The audiences overlap Apple owners and Hermès customers have meaningful overlap. Crocs fans and Post Malone fans have meaningful overlap. The shared audience is what makes the math work.
The product reduces an existing decision Shoppers were going to buy a taco; now they have a more interesting one. Shoppers were going to buy an Apple Watch; now there's a luxury version. Co-branding amplifies existing demand.
Continuity of trust through purchase Buttah Skin's co-branded landing pages keep the creator's voice present from click through checkout. The trust signal that drove the click is still there at the buy moment.
Repeatable infrastructure (the 2025 standard) Cozy Earth, Healf, Electro all run co-branded products as systems, not one-off launches. Every new creator uses the same template.

How CreatorCommerce powers modern co-branded products

CreatorCommerce is the Shopify-native infrastructure for co-branded creator storefronts that live on the brand's own domain. For brands building co-branded product programs at scale, CreatorCommerce provides:

  • *Co-branded landing and product pages* that visually combine the brand and the creator's identity, with the creator's photo, curated products, and an auto-applied discount
  • *Per-creator attribution* without depending on UTM parameters or last-click cookies
  • *Repeatable program infrastructure* — every new co-branded creator uses the same template, so brands can scale from one collab to 1,700+ (Healf)
  • *Co-existence with affiliate platforms* — Refersion, Social Snowball, GRIN, and others handle tracking and payouts; CreatorCommerce handles the on-site experience

The shopper experience is the differentiator. When a shopper clicks a creator's link, they land on a page with that creator's photo, hand-picked products, and a personal discount that's already applied. The brand's site, but personalized around someone the shopper already trusts. (See getting started with co-branded landing pages for setup details.)

Frequently asked questions

What is a co-branded product?

A co-branded product is a single product that visibly combines two brands' identities — both brands appear on packaging, design, and marketing. Examples include Doritos Locos Tacos (Doritos x Taco Bell), Apple Watch Hermès, Crocs x Post Malone, and creator co-branded storefronts where a creator's identity is built into the brand's product page. Co-branded products differ from simple licensing in that both brands typically share creative direction and revenue.

What's the difference between co-branding and a brand partnership?

A brand partnership is the broader category — any commercial collaboration between two brands. A co-branded product is one specific output of a brand partnership: a physical or digital SKU where both brands' identities are present. Other partnership outputs include co-branded campaigns, co-branded landing pages, and co-branded events.

What makes a co-branded product successful?

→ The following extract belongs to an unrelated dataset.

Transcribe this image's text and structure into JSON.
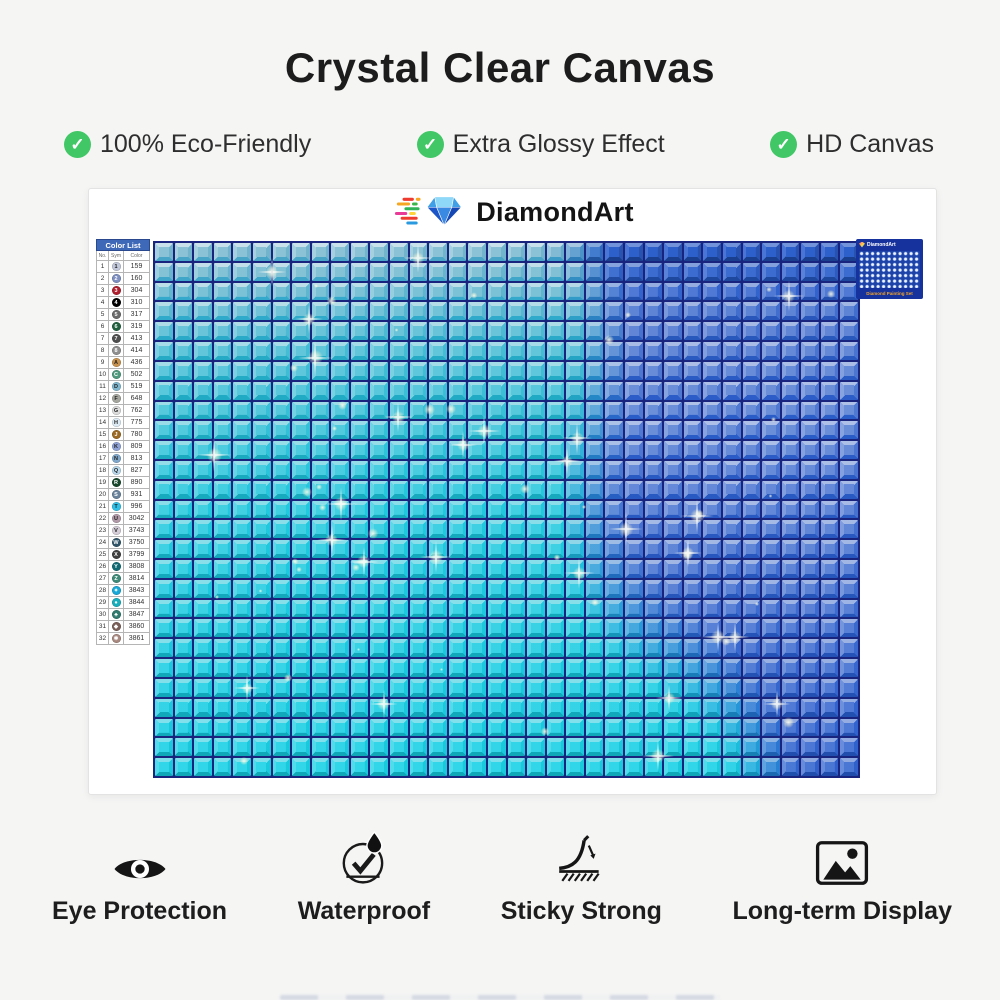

Successful co-branded products share five traits: each brand stays recognizable in the product, the audiences meaningfully overlap, the product reduces an existing buying decision rather than creating a new one, trust signals stay continuous from marketing through checkout, and the infrastructure makes the partnership repeatable. Doritos Locos Tacos, Apple Watch Hermès, and creator co-branded storefronts at Cozy Earth and Healf all hit these traits.

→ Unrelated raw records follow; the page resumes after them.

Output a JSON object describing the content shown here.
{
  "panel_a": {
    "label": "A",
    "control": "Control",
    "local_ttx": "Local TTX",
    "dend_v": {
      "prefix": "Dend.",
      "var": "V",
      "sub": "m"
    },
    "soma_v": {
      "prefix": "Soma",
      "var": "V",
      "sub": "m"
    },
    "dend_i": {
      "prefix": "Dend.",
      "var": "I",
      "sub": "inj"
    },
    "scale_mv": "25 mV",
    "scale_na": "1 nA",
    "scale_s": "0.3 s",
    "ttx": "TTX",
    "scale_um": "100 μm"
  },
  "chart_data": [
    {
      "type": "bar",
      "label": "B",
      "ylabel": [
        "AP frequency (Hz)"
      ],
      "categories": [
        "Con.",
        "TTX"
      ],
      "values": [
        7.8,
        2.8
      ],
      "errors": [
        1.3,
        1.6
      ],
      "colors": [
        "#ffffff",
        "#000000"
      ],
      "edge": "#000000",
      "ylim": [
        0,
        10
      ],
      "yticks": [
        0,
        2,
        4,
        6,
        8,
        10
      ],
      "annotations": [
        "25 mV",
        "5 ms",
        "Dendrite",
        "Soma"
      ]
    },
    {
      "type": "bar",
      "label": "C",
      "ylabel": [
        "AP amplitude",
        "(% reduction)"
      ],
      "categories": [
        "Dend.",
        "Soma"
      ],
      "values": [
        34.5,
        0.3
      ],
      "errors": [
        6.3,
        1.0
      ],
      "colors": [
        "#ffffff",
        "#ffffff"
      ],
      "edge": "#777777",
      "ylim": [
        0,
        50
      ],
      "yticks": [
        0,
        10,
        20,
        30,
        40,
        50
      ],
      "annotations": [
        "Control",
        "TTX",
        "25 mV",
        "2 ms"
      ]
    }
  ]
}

Are creator storefronts considered co-branded products?

Yes. Creator co-branded storefronts are a 2025-native form of co-branded product. Each storefront combines a brand's product catalog with a creator's identity, curation, and personal recommendation. Cozy Earth's 600+ creator storefronts (214% CVR lift) and Healf's 1,700+ creator storefronts (40.8% CVR lift) are operational examples of co-branded products at scale through CreatorCommerce.

How does CreatorCommerce support co-branded product programs?

CreatorCommerce provides Shopify-native infrastructure for co-branded creator storefronts on the brand's own domain. Each creator gets a dedicated co-branded page with their photo, curated products, custom discounts, and per-creator attribution. The infrastructure makes co-branded product programs repeatable: brands can launch from one collab to thousands without rebuilding the funnel each time.